As you might expect, the divorce between troubled actor Charlie Sheen and the creators of "Two and a Half Men" has gotten very ugly, very quickly. Not long after Warner Bros. announced on Monday that it had fired Sheen from the show effective immediately, Sheen's lawyer told The Hollywood Reporter that legal action is imminent.
"We will sue," Sheen's attorney, Marty Singer, said on Monday. "It's a matter of when. It could be this week; it could be in a little while. We're in no rush. But we will sue."
After weeks of what were described as "increasingly rancorous letters" between Singer and Warner Bros., the lawyer said he was not surprised that his client's contract was terminated.
As Sheen has claimed all along, though, Singer said Warners was in breach of its agreement with the formerly highest-paid sitcom actor on TV, despite Sheen's recent spate of incendiary interviews and comments about the show's runners and co-creator Chuck Lorre.
"They have no basis to suspend or terminate Charlie Sheen," Singer said.

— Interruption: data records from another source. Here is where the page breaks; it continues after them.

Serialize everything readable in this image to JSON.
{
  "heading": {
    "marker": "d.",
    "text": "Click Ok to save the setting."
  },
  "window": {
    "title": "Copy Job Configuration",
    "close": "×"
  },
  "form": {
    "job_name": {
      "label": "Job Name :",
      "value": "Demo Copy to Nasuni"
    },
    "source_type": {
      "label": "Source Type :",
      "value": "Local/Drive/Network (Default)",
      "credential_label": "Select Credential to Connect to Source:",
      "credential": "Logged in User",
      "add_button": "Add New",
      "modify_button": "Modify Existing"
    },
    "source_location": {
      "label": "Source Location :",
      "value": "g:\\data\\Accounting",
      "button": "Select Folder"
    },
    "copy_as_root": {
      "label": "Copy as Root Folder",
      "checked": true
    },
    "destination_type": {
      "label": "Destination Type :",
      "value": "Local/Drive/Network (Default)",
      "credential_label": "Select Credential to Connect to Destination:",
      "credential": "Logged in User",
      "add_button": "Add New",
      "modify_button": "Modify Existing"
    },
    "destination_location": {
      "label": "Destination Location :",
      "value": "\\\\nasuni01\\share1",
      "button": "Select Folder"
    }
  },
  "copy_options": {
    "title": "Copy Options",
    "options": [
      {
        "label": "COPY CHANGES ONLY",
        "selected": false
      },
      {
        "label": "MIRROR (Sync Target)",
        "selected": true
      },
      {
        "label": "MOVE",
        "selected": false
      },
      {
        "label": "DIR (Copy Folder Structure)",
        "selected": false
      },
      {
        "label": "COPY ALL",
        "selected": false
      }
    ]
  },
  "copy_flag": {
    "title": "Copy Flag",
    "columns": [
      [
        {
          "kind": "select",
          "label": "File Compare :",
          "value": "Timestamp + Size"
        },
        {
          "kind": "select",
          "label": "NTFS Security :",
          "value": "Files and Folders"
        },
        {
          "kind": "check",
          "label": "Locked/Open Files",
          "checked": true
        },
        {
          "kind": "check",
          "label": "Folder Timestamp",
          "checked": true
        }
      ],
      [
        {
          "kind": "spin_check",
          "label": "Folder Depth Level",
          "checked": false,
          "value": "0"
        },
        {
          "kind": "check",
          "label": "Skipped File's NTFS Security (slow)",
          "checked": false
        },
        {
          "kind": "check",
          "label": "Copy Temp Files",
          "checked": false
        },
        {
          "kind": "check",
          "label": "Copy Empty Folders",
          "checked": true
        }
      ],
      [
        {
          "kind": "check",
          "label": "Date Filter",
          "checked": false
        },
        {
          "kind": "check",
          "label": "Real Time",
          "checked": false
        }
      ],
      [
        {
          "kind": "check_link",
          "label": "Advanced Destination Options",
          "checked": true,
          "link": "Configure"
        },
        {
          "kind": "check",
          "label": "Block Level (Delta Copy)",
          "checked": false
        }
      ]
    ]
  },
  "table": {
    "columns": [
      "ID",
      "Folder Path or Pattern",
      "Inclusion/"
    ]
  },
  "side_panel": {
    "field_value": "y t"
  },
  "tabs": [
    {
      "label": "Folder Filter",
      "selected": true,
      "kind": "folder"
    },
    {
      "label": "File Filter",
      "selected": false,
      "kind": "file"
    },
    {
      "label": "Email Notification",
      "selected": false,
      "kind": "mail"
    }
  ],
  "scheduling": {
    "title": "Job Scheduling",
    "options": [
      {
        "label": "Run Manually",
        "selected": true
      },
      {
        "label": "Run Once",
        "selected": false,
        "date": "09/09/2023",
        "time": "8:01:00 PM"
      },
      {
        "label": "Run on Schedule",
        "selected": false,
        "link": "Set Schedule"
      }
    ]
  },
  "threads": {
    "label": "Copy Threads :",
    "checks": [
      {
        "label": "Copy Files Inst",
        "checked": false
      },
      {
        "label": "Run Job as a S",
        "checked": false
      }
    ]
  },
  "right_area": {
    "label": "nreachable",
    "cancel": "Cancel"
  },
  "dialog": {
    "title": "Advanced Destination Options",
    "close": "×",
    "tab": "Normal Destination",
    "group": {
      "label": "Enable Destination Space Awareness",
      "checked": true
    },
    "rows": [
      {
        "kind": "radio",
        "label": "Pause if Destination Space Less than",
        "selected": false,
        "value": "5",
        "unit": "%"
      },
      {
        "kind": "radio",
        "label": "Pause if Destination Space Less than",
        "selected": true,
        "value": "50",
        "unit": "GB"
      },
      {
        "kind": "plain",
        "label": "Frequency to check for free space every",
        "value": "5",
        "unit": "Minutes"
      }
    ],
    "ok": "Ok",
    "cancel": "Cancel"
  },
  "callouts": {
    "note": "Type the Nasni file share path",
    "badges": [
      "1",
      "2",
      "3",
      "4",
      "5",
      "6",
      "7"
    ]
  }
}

He added that the firing came after a "blistering" letter he sent to Warners on March 2 outlining Sheen's case against the studio.
"From January 2010, even after my client was arrested and then charged with a felony and misdemeanor charges, Warner Bros. did not suspend my client," read the letter. "Instead it wanted my client to agree to commit to do additional seasons of ['Men']. Warner Bros. confirmed that it would continue to employ Mr. Sheen even if he pleaded guilty to a felony as long as he did not serve jail time that would interfere with the production schedule."
That letter reportedly was the final straw, inspiring Warner Bros. to send an 11-page letter of its own (obtained by TMZ), ending its relationship with Sheen and describing him as being "engaged in dangerously self-destructive conduct and appears to be very ill."
The company goes on to give an explanation for why Sheen was being let go. "There is ample evidence supporting Warner Bros. reasonable good faith opinion that Mr. Sheen has committed felony offenses involving moral turpitude (including but not limited to furnishing of cocaine to others as part of the self-destructive lifestyle he has described publicly) that have 'interfere[d] with his ability to fully and completely render all material services required' under the agreement," reads the letter. It also mentions his trashing of a hotel room at the Plaza in New York last year, various drug binges, missed rehearsals, flubbed lines, rants against Lorre and production shutdowns due to Sheen's trips to rehab and the firing of his sobriety coach. It also details an attempt to make a private plane available to Sheen to take him to rehab, an offer he allegedly brushed off.
"Regrettably, Mr. Sheen failed to continue with his rehabilitation program," the letter claims. "The result has been a series of well-chronicled and increasingly erratic outbursts that have culminated with Mr. Sheen's public tirades of the last few weeks."
Even without his gig on the show, though, Sheen's camp claims he will still get paid. TMZ reported that unnamed sources close to the actor said on Monday that if Sheen is replaced and "Men" continues with new episodes, the "Platoon" star will draw a paycheck. That's because Sheen allegedly has a "Michael J. Fox" clause (referring to Fox's "Spin City" stint) in his contract that ensures that he will keep getting paid as long as the show is in production, even if he is not on it. Ironically, Fox benefitted from that clause when he left "City" and was replaced by Sheen.
Amid all the drama, Sheen seemed to be in a celebratory mood on Monday. After reportedly taking a meeting about a potential Conan O'Brien-style stand-up tour, the actor climbed onto the roof of the Live Nation building in Beverly Hills and waved a machete as he swigged from a bottle labeled Tiger Blood and said he was "free at last!"